Really, none of the HVTSS bikes are qualified to run well. A couple of cats out there playing on some cool bikes, much respect. MY point about the SS class was Chips electric bike was far from stock bike. I used the Stock class as an easy example because it seemed to fit less in stock. It doesn't fit in TWIN superbike either. Maybe by (some) times but, that's it. I feel it doesn't meet the rules. I fear quoting the parts of the rulebook that I feel makes it not fit. Especially to someone who has a hand in the book. But, it's simply not a TWIN in SS or SB format.
I understand your "call" as far as where to put it as far as times. I'm sticking to strictly the rulebook. I'm all for letting the guy race. Just with other like-bikes.
He raced with "like-bikes". Bikes that perform "like" his as seen by "performance indexing". There's quotes from the rulebook about that too if you'd like? So you propose he should raceall by himself since there's no other electric bikes out there? Makes sense.
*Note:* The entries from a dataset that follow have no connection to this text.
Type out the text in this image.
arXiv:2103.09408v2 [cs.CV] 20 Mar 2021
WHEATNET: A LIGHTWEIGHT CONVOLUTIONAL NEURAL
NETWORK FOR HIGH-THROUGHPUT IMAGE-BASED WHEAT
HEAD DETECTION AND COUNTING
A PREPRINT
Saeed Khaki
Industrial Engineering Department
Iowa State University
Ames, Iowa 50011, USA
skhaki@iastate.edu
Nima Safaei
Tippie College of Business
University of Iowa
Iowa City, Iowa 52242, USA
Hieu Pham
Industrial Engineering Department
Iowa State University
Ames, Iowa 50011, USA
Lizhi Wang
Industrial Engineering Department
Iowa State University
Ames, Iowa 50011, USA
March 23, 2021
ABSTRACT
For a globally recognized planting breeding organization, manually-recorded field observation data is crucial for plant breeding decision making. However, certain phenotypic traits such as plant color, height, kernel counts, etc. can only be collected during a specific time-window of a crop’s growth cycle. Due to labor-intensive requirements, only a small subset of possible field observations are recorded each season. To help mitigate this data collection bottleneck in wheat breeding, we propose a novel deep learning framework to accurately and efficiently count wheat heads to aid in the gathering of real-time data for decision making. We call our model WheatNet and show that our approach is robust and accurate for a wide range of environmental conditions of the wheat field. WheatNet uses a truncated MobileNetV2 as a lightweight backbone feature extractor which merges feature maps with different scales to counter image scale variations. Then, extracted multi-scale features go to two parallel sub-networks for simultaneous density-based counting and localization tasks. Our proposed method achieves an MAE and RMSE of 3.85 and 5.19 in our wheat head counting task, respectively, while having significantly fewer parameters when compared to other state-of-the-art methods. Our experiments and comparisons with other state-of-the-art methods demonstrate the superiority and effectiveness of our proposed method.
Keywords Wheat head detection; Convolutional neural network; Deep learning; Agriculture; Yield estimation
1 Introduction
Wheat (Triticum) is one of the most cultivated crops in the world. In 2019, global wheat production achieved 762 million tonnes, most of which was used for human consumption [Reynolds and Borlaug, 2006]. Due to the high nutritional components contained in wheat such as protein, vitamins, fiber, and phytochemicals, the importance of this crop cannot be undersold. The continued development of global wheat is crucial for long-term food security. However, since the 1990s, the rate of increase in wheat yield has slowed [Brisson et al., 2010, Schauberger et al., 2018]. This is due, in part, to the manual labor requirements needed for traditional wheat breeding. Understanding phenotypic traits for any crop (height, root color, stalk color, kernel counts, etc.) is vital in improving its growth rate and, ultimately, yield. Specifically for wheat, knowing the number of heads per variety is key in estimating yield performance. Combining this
Why not have everyone just do timed solo runs since every bike is "slightly" different. We can hand out punch and pie afterwards and possibly a group hug?
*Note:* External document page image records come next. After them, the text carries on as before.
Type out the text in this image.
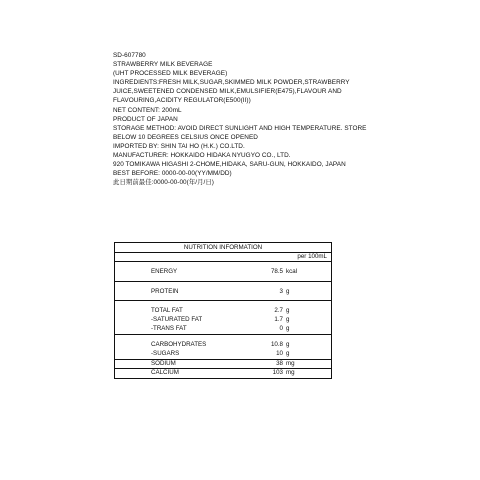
SD-607780
STRAWBERRY MILK BEVERAGE
(UHT PROCESSED MILK BEVERAGE)
INGREDIENTS:FRESH MILK,SUGAR,SKIMMED MILK POWDER,STRAWBERRY
JUICE,SWEETENED CONDENSED MILK,EMULSIFIER(E475),FLAVOUR AND
FLAVOURING,ACIDITY REGULATOR(E500(II))
NET CONTENT: 200mL
PRODUCT OF JAPAN
STORAGE METHOD: AVOID DIRECT SUNLIGHT AND HIGH TEMPERATURE. STORE
BELOW 10 DEGREES CELSIUS ONCE OPENED
IMPORTED BY: SHIN TAI HO (H.K.) CO.LTD.
MANUFACTURER: HOKKAIDO HIDAKA NYUGYO CO., LTD.
920 TOMIKAWA HIGASHI 2-CHOME,HIDAKA, SARU-GUN, HOKKAIDO, JAPAN
BEST BEFORE: 0000-00-00(YY/MM/DD)
此日期前最佳:0000-00-00(年/月/日)
NUTRITION INFORMATION
per 100mL
ENERGY	78.5 kcal
PROTEIN	3 g
TOTAL FAT	2.7 g
-SATURATED FAT	1.7 g
-TRANS FAT	0 g
CARBOHYDRATES	10.8 g
-SUGARS	10 g
SODIUM	38 mg
CALCIUM	103 mg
No, not race all by himself. I understand his times are near mine therefor he could be racing with me with the "performance indexing" idea. But, really, he should be a lot faster on that thing. Will he be able to drop 200lbs by next Fontana and race the same classes ? I know I need to get back in the rulebook. I don't, obviously, know all the rules. What's keeping him from modifying the bike more then stomping the LWTSB class to crap next time out and taking our points ?
FWIW I applaud WERA for fitting Chip's bike in, and his crew for putting together a kickass bike. They have to start somewhere and see how it works out. I think everyone was pretty gracious about accepting it--and didn't he give up his points anyway?
Wait a damn minute. OP presumably got beat by an electric bike that performs about like an SV (or perhaps like a clubman bike) that was racing in HWTSB? And is now complaining that it doesn't fit the class? Am I understanding this correctly? Technically a Big Wheel or Green Machine doesn't fit the Clubman class, but I wouldn't complain if someone entered one. I'd probably get beat by it anyway.
He's not running it in Lightweight Twins. That's been my point the entire damn time. YOU ARE RUNNING UP A CLASS TO HEAVYWEIGHT TWINS!!!!!!!!!!!
That's the beauty of performance indexing. He will probably be put in a different class when he drops 200 pounds.
WHat those other guys said. Performance indexing means if the bike doesn't fit into a class, it'll be entered into a class WERA feels it performs similar to. When Chip brought the bike to Fontana this month, it performed similar to fast SVs, and WERA placed it in a class ABOVE that. If Chip brings the bike back and sheds 200 lbs, has a boost of HP, or any other changes really, that means WERA can re-assign the bike to a new class where it now fits based on it's new performance index. I'd even venture to guess Mongo will find the class it performs similar to and bump Chip's bike up a class like he did in the past. You would think that would keep people from whining about it...
The thing has like 140 pounds of batteries sitting up high behind him, like a rigid passenger or something. Getting beat by him and that bike is like driving a Corvette and getting beaten through a series of corners by a guy driving a 1989 4-cylinder Hino cab-over with a 14-foot box full of racebikes!